* [PATCH] x86: fix map_domain_page() last resort fallback
@ 2013-06-12 15:59 Jan Beulich
2013-06-12 17:27 ` Keir Fraser
0 siblings, 1 reply; 4+ messages in thread
From: Jan Beulich @ 2013-06-12 15:59 UTC (permalink / raw)
To: xen-devel; +Cc: George Dunlap, Keir Fraser, Konrad Rzeszutek Wilk
[-- Attachment #1: Type: text/plain, Size: 2109 bytes --]
Guests with vCPU count not divisible by 4 have unused bits in the last
word of their inuse bitmap, and the garbage collection code therefore
would get mislead believing that some entries were actually recoverable
for use.
Also use an earlier established local variable in mapcache_vcpu_init()
instead of re-calculating the value (noticed while investigating the
generally better option of setting those overhanging bits once during
setup - this didn't work out in a simple enough fashion because the
mapping getting established there isn't in the current address space,
and hence the bitmap isn't directly accessible there).
Reported-by: Konrad Wilk <konrad.wilk@oracle.com>
Signed-off-by: Jan Beulich <jbeulich@suse.com>
--- a/xen/arch/x86/domain_page.c
+++ b/xen/arch/x86/domain_page.c
@@ -111,16 +111,17 @@ void *map_domain_page(unsigned long mfn)
idx = find_next_zero_bit(dcache->inuse, dcache->entries, dcache->cursor);
if ( unlikely(idx >= dcache->entries) )
{
- unsigned long accum = 0;
+ unsigned long accum = 0, prev = 0;
/* /First/, clean the garbage map and update the inuse list. */
for ( i = 0; i < BITS_TO_LONGS(dcache->entries); i++ )
{
+ accum |= prev;
dcache->inuse[i] &= ~xchg(&dcache->garbage[i], 0);
- accum |= ~dcache->inuse[i];
+ prev = ~dcache->inuse[i];
}
- if ( accum )
+ if ( accum | (prev & BITMAP_LAST_WORD_MASK(dcache->entries)) )
idx = find_first_zero_bit(dcache->inuse, dcache->entries);
else
{
@@ -280,8 +281,7 @@ int mapcache_vcpu_init(struct vcpu *v)
if ( ents > dcache->entries )
{
/* Populate page tables. */
- int rc = create_perdomain_mapping(d, MAPCACHE_VIRT_START,
- d->max_vcpus * MAPCACHE_VCPU_ENTRIES,
+ int rc = create_perdomain_mapping(d, MAPCACHE_VIRT_START, ents,
NIL(l1_pgentry_t *), NULL);
/* Populate bit maps. */
[-- Attachment #2: x86-mdp-last-inuse-word.patch --]
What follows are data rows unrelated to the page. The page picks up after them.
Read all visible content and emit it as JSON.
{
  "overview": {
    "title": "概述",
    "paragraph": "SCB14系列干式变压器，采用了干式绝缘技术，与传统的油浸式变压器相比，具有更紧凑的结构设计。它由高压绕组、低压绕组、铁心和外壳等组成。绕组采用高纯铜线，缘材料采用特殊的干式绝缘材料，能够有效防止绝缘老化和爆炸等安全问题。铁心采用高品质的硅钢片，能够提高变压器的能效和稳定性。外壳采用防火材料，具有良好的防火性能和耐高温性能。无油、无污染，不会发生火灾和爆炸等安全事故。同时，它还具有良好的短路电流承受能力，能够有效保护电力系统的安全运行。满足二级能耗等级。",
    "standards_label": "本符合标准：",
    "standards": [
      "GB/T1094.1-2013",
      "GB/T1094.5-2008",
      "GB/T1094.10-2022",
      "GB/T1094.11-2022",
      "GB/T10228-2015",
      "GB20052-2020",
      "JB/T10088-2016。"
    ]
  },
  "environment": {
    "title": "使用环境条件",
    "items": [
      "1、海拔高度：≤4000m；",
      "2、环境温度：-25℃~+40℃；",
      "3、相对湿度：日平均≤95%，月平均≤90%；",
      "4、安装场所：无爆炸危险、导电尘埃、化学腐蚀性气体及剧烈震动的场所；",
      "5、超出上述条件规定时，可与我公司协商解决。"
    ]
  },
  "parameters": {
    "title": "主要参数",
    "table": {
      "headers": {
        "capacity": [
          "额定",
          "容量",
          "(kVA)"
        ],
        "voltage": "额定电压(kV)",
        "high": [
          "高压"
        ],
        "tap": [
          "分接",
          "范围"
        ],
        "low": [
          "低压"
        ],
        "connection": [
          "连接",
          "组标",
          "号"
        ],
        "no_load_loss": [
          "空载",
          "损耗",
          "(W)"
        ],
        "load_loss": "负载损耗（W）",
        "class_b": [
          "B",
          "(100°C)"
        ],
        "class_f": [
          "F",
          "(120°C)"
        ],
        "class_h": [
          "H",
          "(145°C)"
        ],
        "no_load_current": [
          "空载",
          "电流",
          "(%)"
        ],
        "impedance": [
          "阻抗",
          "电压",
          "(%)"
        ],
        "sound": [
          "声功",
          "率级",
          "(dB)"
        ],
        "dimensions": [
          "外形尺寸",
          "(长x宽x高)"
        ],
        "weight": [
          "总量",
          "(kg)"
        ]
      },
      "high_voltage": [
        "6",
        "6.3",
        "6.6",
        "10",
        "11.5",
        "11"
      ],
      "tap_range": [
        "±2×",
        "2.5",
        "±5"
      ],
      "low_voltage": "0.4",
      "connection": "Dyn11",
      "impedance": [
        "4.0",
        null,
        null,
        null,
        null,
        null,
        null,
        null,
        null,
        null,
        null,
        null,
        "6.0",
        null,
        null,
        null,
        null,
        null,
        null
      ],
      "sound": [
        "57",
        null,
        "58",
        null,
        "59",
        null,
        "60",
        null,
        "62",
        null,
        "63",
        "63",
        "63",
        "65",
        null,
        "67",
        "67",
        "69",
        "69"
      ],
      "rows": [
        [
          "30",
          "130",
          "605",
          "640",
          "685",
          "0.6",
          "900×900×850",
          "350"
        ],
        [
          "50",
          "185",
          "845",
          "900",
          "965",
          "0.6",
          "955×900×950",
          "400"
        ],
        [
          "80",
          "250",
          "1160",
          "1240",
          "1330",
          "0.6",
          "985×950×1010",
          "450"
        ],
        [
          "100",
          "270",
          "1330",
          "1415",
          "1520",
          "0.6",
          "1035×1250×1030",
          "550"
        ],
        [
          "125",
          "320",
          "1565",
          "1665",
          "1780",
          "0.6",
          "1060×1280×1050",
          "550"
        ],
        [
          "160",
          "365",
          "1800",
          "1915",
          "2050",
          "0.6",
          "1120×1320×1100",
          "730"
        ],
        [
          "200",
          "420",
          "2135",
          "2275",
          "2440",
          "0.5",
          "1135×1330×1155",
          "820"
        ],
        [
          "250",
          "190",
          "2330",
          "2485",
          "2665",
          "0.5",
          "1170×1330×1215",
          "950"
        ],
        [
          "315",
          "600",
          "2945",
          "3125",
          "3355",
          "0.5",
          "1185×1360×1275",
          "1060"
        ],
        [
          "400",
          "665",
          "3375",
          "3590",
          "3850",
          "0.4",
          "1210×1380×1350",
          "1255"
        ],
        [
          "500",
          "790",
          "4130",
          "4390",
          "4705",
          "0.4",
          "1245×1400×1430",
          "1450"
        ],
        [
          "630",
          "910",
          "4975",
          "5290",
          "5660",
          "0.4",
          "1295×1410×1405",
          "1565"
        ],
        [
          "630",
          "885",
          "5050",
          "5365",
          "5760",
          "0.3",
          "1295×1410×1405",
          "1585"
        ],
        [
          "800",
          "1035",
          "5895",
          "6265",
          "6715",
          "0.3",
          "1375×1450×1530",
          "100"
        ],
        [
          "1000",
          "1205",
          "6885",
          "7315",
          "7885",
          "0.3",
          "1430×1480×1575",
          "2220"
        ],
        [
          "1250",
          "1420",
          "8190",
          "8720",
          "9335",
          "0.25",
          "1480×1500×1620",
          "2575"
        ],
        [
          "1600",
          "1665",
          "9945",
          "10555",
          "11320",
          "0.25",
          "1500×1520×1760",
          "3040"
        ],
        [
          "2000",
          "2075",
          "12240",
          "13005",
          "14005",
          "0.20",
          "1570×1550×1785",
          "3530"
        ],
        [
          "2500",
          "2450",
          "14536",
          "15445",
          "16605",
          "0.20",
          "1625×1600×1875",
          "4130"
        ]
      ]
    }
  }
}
[-- Type: text/plain, Size: 2154 bytes --]
x86: fix map_domain_page() last resort fallback
Guests with vCPU count not divisible by 4 have unused bits in the last
word of their inuse bitmap, and the garbage collection code therefore
would get mislead believing that some entries were actually recoverable
for use.
Also use an earlier established local variable in mapcache_vcpu_init()
instead of re-calculating the value (noticed while investigating the
generally better option of setting those overhanging bits once during
setup - this didn't work out in a simple enough fashion because the
mapping getting established there isn't in the current address space,
and hence the bitmap isn't directly accessible there).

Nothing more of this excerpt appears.